Under the lid was red tissue paper, perfectly folded without a crease, and inside the tissue paper was a pair of earrings. Giant gold crosses. Exactly the same earrings as I’d seen in the magazine.
I lay them in my palm. They reached all the way from the tip of my middle finger to the start of my wrist. Big, bold, look-at-me earrings just like I’d dreamed of.
‘He remembered,’ I whispered. My fingertips ran around the edge of the cross that Saul’s hands had touched too. I closed my eyes and tried to imagine his neat, clipped fingernails.
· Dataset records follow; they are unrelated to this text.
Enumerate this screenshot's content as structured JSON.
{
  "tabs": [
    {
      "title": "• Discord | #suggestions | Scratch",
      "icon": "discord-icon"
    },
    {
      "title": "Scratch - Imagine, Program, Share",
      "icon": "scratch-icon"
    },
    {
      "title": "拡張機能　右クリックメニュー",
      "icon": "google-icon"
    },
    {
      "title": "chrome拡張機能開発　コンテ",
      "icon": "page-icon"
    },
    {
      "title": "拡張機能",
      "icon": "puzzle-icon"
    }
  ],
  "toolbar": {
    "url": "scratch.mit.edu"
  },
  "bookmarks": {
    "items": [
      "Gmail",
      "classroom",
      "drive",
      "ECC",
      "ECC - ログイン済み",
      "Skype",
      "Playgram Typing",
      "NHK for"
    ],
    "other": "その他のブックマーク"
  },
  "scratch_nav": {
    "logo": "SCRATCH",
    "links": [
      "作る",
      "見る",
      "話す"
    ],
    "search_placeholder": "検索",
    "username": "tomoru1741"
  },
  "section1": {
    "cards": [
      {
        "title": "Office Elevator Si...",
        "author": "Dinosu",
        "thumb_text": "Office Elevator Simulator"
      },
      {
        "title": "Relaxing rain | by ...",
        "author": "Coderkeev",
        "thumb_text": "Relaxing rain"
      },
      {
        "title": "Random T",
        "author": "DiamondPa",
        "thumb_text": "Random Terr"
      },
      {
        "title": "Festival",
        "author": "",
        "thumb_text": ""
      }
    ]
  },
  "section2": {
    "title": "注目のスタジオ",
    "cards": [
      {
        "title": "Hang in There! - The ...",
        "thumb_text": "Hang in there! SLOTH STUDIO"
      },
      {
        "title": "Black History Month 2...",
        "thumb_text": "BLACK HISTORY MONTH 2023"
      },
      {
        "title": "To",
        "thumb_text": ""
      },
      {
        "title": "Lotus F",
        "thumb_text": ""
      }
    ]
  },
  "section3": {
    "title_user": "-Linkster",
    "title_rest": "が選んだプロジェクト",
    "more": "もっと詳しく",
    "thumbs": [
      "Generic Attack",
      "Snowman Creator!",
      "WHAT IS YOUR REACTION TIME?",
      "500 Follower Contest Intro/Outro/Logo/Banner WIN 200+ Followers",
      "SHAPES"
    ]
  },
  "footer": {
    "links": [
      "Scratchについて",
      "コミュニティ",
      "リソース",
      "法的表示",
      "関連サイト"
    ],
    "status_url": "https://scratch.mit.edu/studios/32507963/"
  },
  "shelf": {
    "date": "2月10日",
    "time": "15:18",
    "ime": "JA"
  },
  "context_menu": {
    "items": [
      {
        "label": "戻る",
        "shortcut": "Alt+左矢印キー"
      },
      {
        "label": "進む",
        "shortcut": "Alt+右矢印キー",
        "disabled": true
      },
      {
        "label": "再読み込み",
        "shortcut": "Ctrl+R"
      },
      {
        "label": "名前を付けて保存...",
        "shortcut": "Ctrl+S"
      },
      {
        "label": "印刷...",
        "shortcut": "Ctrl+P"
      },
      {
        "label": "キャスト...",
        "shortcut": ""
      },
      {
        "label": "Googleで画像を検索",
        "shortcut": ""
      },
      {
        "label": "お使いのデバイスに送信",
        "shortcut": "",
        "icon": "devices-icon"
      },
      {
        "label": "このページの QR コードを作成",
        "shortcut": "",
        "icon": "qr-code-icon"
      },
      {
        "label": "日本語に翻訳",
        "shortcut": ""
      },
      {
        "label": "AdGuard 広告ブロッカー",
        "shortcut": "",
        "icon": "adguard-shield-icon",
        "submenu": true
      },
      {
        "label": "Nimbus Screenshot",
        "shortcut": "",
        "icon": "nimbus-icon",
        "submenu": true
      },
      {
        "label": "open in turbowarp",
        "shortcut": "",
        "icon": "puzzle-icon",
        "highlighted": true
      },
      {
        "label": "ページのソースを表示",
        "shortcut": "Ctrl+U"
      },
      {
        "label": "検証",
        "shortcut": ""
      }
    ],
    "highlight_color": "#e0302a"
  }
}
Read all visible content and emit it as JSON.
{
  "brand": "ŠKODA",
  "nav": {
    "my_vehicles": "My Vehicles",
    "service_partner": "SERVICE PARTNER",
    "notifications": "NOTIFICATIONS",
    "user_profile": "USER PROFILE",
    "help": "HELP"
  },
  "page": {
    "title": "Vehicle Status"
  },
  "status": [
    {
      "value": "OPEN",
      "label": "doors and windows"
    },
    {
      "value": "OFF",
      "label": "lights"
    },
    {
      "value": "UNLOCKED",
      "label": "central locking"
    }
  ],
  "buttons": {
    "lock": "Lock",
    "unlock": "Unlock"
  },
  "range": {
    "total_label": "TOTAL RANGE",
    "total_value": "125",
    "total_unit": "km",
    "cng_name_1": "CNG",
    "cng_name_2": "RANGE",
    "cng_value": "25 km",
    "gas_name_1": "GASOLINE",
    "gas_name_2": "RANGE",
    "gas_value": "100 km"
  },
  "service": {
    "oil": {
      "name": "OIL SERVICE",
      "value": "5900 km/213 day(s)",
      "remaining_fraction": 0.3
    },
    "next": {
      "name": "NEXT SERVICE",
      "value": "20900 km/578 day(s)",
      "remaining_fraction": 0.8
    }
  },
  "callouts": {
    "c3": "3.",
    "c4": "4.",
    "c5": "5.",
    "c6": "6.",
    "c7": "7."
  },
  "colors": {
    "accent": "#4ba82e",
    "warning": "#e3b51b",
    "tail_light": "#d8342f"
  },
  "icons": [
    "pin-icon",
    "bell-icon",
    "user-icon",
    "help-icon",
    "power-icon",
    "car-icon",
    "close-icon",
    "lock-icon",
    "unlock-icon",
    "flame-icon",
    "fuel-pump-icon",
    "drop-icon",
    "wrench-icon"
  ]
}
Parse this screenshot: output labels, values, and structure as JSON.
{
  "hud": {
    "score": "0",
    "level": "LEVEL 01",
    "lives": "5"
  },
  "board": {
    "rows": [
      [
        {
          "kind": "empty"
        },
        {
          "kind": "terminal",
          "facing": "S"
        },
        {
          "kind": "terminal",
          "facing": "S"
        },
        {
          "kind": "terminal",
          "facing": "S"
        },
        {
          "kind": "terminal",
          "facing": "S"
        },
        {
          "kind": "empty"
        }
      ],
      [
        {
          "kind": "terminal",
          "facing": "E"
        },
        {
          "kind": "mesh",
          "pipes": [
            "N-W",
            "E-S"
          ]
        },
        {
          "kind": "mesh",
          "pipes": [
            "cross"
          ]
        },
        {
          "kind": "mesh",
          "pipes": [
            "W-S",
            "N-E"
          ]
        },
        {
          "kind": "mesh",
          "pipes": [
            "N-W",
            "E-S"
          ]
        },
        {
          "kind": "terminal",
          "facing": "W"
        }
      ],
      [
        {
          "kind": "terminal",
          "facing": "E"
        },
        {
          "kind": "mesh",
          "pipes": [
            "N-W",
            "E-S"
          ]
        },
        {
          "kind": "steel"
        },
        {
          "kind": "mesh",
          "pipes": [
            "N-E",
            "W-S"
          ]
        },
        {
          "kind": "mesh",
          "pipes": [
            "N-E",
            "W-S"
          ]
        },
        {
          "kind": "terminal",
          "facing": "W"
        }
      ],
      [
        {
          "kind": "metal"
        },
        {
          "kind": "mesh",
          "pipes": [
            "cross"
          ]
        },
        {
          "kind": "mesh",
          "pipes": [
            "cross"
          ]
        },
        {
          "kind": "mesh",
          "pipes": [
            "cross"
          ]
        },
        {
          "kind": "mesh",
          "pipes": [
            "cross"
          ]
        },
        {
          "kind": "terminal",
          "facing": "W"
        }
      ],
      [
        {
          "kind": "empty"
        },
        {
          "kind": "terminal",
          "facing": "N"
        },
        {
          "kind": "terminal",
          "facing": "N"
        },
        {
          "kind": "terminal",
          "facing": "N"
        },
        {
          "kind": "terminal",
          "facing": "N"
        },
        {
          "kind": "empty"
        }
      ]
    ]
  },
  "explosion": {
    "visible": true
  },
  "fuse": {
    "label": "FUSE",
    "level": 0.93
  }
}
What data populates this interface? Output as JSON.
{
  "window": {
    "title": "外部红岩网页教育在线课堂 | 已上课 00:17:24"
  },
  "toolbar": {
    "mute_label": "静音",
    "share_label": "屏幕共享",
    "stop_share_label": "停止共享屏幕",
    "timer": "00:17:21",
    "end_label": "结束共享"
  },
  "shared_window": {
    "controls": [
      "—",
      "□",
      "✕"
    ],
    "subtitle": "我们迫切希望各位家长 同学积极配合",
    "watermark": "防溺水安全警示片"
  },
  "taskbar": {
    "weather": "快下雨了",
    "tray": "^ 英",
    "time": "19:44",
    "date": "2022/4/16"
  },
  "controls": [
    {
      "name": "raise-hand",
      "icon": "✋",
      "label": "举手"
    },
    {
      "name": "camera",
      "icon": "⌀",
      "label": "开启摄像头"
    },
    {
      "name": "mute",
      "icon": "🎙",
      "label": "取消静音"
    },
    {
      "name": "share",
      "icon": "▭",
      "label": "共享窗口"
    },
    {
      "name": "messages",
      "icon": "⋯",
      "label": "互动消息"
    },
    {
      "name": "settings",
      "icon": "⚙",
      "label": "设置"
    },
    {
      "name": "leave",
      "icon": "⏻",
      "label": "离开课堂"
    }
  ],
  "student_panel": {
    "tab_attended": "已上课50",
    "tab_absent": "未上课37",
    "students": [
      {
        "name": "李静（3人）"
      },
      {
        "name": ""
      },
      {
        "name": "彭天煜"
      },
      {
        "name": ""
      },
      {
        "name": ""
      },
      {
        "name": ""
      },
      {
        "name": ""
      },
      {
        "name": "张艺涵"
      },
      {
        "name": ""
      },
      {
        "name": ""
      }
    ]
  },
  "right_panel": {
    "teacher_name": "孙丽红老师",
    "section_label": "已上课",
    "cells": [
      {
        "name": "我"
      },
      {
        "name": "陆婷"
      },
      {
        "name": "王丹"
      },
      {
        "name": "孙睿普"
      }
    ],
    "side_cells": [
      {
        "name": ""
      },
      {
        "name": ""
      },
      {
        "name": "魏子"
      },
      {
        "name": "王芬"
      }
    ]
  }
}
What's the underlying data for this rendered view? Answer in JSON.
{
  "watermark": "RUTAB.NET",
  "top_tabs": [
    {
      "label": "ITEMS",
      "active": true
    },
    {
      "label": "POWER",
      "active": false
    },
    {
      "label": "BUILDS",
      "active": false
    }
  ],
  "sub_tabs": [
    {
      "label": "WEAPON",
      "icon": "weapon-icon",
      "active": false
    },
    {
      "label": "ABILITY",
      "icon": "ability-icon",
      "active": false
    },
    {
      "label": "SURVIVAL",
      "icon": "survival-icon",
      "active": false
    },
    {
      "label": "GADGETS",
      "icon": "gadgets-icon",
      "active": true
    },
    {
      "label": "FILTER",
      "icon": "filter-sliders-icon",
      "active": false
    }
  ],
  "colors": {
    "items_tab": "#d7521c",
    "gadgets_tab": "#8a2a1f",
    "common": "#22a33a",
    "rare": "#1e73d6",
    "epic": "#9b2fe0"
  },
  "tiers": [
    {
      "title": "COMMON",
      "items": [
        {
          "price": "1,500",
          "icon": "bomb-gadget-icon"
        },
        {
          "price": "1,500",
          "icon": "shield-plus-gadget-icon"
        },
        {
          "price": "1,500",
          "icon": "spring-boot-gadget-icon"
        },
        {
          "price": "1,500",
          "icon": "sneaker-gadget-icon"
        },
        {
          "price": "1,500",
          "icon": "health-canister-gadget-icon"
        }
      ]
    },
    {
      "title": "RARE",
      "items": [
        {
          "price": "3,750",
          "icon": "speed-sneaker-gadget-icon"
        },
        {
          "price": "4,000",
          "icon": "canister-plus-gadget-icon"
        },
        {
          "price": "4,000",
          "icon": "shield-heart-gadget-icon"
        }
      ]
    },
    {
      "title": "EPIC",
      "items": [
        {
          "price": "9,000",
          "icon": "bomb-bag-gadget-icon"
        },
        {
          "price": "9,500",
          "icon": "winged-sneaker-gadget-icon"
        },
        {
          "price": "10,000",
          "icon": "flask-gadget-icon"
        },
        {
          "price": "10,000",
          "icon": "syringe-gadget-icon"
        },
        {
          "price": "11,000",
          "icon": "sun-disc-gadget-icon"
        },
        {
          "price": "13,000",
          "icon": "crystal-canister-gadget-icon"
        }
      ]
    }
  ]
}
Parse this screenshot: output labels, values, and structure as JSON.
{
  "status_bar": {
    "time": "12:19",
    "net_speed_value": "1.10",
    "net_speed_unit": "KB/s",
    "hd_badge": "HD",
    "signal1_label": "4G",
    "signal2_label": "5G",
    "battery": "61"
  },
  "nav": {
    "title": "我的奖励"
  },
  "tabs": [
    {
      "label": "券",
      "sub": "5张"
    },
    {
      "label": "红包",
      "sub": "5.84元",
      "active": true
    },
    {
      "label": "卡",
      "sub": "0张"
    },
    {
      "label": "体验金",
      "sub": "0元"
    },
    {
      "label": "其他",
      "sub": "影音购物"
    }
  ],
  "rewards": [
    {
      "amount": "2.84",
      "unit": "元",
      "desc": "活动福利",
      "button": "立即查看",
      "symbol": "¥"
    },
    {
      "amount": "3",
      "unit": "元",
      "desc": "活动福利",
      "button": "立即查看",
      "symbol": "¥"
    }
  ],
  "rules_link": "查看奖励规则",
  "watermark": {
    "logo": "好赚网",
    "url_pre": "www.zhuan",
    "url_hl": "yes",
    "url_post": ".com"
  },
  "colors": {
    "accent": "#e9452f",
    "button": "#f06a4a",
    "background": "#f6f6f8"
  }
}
The smooth square nailbeds that Billy was always begging to paint because they were so perfect. On the day Saul had given me the gold hoops and seen the disappointment on my face he’d promised that one day he’d give me these. Is that why he’d gone out in a taxi when he was so sick? Because he’d promised?
But when I looked up to ask Billy, he wasn’t in the room. I hadn’t even heard him leave.
Billy had disappeared. No note. No nothing. Mum paced the hallway, ignoring my suggestion that maybe he’d told her he was going out and she’d forgotten. But I didn’t even believe that myself.
At about 11 p.m. Billy rang us from the city, howling like a little boy, asking us to come and get him, telling us he couldn’t go on anymore because it hurt too much.